Zu Beginn eines Migräneanfalls sind viele Migräniker hin- und
hergerissen und unschlüssig - sie wissen ja nicht, was sie erwartet.
Manche warten erst ab, ob die Schmerzen wirklich schlimmer werden,
andere möchten ihr wirksames Migränemittel nur bei schweren Attacken
zu Hilfe nehmen. Leider geht diese Strategie in aller Regel nach
hinten los: Wird das Triptan zu spät genommen, braucht es zur
Vertreibung der Schmerzen länger, als wenn es schon bei den ersten
Symptomen eines Anfalls eingesetzt wird, stellten Dr. Ninan T. Mathew
und Mitarbeiter aus Houston/Texas fest.
In ihrer Studie nahmen 74 Migräniker (68 Frauen und sechs Männer)
bei drei Migräneattacken so früh wie möglich Rizatriptan ein, 38
weitere Versuchspersonen (35 Frauen und drei Männer) erhielten
lediglich ein Scheinmedikament (Placebo). Das eindeutige Ergebnis:
Die frühzeitige Einnahme des Maxalt-Wirkstoffs führte bei 45 Prozent
der Attacken bereits innerhalb der ersten Stunde zu Schmerzfreiheit.
Unter den zum Schein Behandelten waren lediglich acht Prozent der
Attacken schmerzfrei. Innerhalb von zwei Stunden bewirkte Rizatriptan
bei 70 Prozent der Attacken eine dauerhafte Schmerzfreiheit, die
wirkstofffreie Pille half nur bei 22 Prozent der Attacken.
In die gleiche Richtung weist eine Studie der Harvard-Universität
in Boston. Dort untersuchte man eine typische Begleiterscheinung
vieler Migräneattacken, die überschießende Berührungsempfindlichkeit
der Haut im Gesicht und am Kopf, medizinisch kutane Allodynie
genannt. In diesem Stadium des Anfalls reagiert der Betroffene
gleichsam wie die "Prinzessin auf der Erbse" und empfindet schon ein
leichtes Streicheln oder eine sanfte Berührung als schwere Qual.

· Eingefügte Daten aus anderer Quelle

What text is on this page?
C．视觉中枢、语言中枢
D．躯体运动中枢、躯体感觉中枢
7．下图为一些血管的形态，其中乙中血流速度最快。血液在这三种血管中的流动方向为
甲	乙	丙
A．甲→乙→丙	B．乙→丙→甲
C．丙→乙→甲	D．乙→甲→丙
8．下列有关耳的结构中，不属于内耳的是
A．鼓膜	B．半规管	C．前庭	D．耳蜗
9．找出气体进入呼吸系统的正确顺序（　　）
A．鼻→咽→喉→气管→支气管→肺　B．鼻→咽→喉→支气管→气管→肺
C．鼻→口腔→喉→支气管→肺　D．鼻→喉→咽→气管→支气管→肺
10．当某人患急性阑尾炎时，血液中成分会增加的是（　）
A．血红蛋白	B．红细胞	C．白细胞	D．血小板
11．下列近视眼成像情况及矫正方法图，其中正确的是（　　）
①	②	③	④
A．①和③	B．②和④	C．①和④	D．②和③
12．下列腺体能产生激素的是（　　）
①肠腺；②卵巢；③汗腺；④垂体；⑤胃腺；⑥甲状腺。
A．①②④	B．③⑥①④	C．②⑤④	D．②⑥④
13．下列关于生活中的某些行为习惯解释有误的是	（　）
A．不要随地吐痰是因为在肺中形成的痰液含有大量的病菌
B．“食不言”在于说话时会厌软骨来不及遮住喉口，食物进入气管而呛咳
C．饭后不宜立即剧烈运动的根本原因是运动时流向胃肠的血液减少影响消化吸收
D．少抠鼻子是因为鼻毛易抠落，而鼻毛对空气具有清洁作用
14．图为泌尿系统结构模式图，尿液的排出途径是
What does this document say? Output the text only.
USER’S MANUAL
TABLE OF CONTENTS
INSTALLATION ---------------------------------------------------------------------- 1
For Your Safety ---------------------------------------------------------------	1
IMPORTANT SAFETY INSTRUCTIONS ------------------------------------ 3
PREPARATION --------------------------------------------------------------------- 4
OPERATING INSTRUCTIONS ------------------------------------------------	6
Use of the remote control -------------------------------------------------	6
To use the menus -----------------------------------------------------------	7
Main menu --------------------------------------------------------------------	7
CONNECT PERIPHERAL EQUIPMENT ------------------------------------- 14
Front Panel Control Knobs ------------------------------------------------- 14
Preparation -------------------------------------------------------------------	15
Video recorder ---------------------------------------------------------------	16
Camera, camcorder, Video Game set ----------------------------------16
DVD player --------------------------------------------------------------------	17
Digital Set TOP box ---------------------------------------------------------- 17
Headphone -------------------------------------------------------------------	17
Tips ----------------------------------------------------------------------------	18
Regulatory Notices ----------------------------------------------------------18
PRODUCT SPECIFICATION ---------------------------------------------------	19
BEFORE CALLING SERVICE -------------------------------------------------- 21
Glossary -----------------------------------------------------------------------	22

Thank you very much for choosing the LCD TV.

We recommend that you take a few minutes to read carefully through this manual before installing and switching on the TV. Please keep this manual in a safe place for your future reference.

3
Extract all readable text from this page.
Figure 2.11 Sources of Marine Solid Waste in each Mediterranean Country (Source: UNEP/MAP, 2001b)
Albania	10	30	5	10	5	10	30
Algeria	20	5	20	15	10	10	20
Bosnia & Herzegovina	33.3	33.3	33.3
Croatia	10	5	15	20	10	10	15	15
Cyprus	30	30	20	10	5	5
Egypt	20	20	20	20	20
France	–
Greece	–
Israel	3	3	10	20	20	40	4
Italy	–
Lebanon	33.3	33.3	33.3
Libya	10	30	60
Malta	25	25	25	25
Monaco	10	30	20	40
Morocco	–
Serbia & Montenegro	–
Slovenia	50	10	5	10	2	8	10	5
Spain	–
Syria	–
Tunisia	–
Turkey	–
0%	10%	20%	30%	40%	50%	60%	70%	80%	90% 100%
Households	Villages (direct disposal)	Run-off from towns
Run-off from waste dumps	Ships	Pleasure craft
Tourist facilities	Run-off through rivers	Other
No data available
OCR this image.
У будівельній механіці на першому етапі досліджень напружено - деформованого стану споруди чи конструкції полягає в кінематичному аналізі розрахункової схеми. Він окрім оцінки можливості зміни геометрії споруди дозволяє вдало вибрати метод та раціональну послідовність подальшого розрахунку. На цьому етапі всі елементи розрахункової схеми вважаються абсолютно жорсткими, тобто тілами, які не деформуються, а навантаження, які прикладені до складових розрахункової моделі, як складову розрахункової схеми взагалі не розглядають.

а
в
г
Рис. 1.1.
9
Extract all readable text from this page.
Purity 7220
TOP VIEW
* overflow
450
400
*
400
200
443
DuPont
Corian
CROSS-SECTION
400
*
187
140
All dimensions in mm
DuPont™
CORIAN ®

Die zentrale Sensibilisierung fängt in der ersten Stunde nach
Beginn der Migräneschmerzen an und erreicht nach zwei bis vier
Stunden ihr Maximum.
Wird das Triptan innerhalb einer Stunde nach Auftreten der ersten
Symptome eingenommen, also vor einer solchen Sensibilisierung der
Nerven, verspüren 93 Prozent der Migräniker innerhalb von zwei
Stunden keine Schmerzen mehr. Hatte sich zum Zeitpunkt der Einnahme
bereits eine Allodynie entwickelt, wurden im gleichen Zeitraum
dagegen nur 15 Prozent der Patienten ihre Schmerzen los.
Das Fazit aus dieser Studie: Wer mit der Einnahme seines Triptans
zu lange zögert, schadet sich selbst. Wer dagegen schon beim ersten
Anzeichen auf eine drohende Attacke zu Maxalt greift, hat große
Chancen, die Schmerzen bald wieder los zu sein.